Fornri había ido a buscarle al Hotel Langri.
—Nos gustaría que viniera con nosotros —le había dicho—. Usted solo.
Y Dillinger había ido con ellos.
El Hotel Langri estaba desierto. Al amanecer del día siguiente, el Escuadrón 984 regresaría al espacio, que era donde le correspondía estar. Wembling y sus obreros se habían marchado ya. Langri había sido devuelto a sus legítimos dueños.
El Plan de los indígenas había sido algo absurdamente sencillo: absurdamente sencillo y tremendamente eficaz. En primer lugar, se había cursado la petición de ingreso en la Federación, la cual, afortunadamente, había llegado a Galaxia en el preciso instante en que las cartas anónimas de Dillinger producían una terrible conmoción que hizo tambalearse al gobierno, provocó una tormenta en la Oficina Colonial y en el Departamento de Marina, y tuvo repercusiones en el propio Langri, con el nombramiento a toda prisa de un comité encargado de efectuar una investigación a fondo en el planeta.
La petición de ingreso fue incluida inmediatamente en el orden del día y aprobada por unanimidad.

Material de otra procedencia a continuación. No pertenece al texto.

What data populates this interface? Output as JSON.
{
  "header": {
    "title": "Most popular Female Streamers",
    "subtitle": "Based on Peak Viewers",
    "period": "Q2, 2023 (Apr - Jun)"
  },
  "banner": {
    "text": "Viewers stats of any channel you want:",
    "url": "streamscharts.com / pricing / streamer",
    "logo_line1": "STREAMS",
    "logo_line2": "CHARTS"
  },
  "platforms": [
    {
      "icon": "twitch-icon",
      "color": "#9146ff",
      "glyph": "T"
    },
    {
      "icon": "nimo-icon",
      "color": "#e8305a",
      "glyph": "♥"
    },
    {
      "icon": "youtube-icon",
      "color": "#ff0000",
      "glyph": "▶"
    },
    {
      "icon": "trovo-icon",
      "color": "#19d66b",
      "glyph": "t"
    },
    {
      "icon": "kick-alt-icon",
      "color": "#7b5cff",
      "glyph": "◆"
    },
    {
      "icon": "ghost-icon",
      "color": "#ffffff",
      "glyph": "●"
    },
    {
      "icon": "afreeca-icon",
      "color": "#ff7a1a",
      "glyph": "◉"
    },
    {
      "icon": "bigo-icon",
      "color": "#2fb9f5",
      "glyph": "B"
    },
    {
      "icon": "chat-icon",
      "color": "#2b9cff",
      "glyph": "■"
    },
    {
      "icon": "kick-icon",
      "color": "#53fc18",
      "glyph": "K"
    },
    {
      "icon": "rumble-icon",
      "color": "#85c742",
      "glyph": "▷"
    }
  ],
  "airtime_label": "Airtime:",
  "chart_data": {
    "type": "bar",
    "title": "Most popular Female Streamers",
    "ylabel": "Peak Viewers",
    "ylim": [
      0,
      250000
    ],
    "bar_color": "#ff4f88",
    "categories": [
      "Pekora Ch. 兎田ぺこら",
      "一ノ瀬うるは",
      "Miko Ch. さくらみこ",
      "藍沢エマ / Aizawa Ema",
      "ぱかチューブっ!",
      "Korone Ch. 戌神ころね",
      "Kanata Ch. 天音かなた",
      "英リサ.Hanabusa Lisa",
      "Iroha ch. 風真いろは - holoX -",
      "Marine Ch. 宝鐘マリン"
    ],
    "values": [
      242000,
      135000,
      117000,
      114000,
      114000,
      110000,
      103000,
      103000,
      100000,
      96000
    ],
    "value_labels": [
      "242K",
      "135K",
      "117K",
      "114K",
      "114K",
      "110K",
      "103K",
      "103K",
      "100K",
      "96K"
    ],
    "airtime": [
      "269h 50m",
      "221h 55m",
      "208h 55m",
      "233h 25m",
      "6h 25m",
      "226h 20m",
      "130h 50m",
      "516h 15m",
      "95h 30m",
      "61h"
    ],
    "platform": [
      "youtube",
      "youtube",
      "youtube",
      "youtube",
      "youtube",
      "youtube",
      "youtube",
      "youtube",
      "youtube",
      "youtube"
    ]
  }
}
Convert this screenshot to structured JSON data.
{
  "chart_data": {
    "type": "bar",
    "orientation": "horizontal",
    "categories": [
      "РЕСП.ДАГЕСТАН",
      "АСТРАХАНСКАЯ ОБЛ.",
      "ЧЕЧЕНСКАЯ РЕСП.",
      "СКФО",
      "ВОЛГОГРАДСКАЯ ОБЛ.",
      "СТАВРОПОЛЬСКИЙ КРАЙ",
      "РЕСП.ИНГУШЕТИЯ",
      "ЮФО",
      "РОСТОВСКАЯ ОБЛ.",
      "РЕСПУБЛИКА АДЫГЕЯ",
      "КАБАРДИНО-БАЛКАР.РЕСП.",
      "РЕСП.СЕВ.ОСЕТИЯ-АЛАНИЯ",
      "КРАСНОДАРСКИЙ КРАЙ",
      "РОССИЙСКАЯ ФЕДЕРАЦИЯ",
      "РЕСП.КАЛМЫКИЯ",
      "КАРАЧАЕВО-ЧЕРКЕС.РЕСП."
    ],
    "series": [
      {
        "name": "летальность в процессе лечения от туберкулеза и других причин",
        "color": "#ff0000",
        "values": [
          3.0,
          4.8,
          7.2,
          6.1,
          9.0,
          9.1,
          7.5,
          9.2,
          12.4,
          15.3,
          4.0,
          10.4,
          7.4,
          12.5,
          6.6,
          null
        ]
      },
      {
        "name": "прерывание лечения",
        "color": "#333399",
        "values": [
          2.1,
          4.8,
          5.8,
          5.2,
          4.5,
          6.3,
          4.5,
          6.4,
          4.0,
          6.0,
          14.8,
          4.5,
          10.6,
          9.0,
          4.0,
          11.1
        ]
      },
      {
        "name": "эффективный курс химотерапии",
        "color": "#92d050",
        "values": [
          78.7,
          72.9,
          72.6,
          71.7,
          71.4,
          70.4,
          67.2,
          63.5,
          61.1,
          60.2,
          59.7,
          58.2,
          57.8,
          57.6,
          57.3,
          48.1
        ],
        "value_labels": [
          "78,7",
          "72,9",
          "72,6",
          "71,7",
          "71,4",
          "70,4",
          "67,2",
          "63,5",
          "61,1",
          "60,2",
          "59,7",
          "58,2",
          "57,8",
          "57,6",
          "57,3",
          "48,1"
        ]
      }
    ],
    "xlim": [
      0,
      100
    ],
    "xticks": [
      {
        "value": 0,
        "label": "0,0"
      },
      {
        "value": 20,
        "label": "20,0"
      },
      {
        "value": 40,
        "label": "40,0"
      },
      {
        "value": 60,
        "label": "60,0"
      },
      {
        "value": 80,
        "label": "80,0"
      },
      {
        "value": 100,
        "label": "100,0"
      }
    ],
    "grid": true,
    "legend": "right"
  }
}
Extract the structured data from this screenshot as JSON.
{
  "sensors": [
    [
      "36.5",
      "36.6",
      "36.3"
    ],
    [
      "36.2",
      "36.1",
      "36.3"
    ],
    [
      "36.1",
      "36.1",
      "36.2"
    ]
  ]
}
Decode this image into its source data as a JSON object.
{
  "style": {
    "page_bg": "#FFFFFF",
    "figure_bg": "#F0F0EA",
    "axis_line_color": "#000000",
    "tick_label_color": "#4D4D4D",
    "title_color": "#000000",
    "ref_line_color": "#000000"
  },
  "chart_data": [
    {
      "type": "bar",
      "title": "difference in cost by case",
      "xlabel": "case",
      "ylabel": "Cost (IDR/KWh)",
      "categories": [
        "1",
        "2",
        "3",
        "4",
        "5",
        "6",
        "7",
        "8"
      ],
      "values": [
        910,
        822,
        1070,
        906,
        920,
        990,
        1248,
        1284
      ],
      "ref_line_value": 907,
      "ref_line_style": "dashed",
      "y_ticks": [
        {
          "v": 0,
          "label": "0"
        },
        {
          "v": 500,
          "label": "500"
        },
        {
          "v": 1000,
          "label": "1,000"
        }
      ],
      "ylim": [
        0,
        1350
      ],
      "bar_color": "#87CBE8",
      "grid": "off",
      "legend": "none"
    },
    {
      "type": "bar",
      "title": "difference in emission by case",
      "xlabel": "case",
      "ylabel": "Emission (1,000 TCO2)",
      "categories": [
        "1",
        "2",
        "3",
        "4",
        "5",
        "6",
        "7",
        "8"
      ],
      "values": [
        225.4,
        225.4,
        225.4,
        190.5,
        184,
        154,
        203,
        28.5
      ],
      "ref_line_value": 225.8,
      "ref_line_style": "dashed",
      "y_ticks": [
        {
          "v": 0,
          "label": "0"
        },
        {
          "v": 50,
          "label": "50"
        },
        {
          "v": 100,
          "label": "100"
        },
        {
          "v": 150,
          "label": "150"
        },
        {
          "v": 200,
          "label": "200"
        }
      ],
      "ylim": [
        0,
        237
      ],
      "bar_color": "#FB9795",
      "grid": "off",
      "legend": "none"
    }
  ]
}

Wembling no fue molestado. Sus abogados se habían puesto en movimiento antes que finalizara el recuento de los votos, y el gobierno indígena recibió orden de un tribunal para que adjudicara en firme a Wembling los terrenos en los cuales había hecho obras. El gobierno de Langri cumplió la orden sin oponer ninguna objeción, hasta el punto que Wembling añadió astutamente varios centenares de acres a sus propiedades, sin despertar ninguna protesta.
Entonces llegó el golpe maestro, un golpe que ni siquiera Wembling había previsto.
Impuestos.
Dillinger había estado presente cuando Fornri le entregó a Wembling la relación de los impuestos que debía satisfacer al gobierno de Langri. Wembling había gritado como un poseso, había aporreado su mesa escritorio y había jurado que recurriría a todos los tribunales de la galaxia contra aquel atropello, pero descubrió que los tribunales no estaban de acuerdo con sus puntos de vista.
Si los representantes electos del pueblo de Langri deseaban fijar un impuesto sobre la propiedad equivalente al décuplo del valor tasado de la propiedad, tenían perfecto derecho a hacerlo. Por desgracia para él, Wembling era dueño de la única propiedad del planeta cuyo valor tasado tenía verdadera importancia. Diez veces el valor de una choza indígena representaba una cantidad inferior a cero. Diez veces el valor de los hoteles de Wembling significaba la ruina.
Los jueces se mostraron de acuerdo con Wembling en que la medida adoptada por el gobierno era poco prudente. Desalentaría al comercio y a la industria, y retrasaría indefinidamente el desarrollo del planeta. Con el tiempo, esto se haría evidente a los propios habitantes de Langri, y entonces podrían elegir a unos representantes que promulgasen unas leyes fiscales más benignas.
Entretanto, Wembling tenía que pagar los impuestos.
Esto le dejaba en la disyuntiva de no pagar y perder sus propiedades, o pagar y quedar completamente arruinado. Eligió no pagar. El gobierno confiscó sus propiedades por impago de impuestos, y la situación de Langri quedó resuelta a satisfacción de todos, menos de Wembling y de los que le apoyaban financieramente. El Hotel Langri iba a convertirse en escuela y universidad para los indígenas. Las dependencias del gobierno ocuparían uno de los otros hoteles. Los indígenas no habían decidido aún lo que harían con el tercero, pero Dillinger estaba convencido del hecho que lo utilizarían juiciosamente.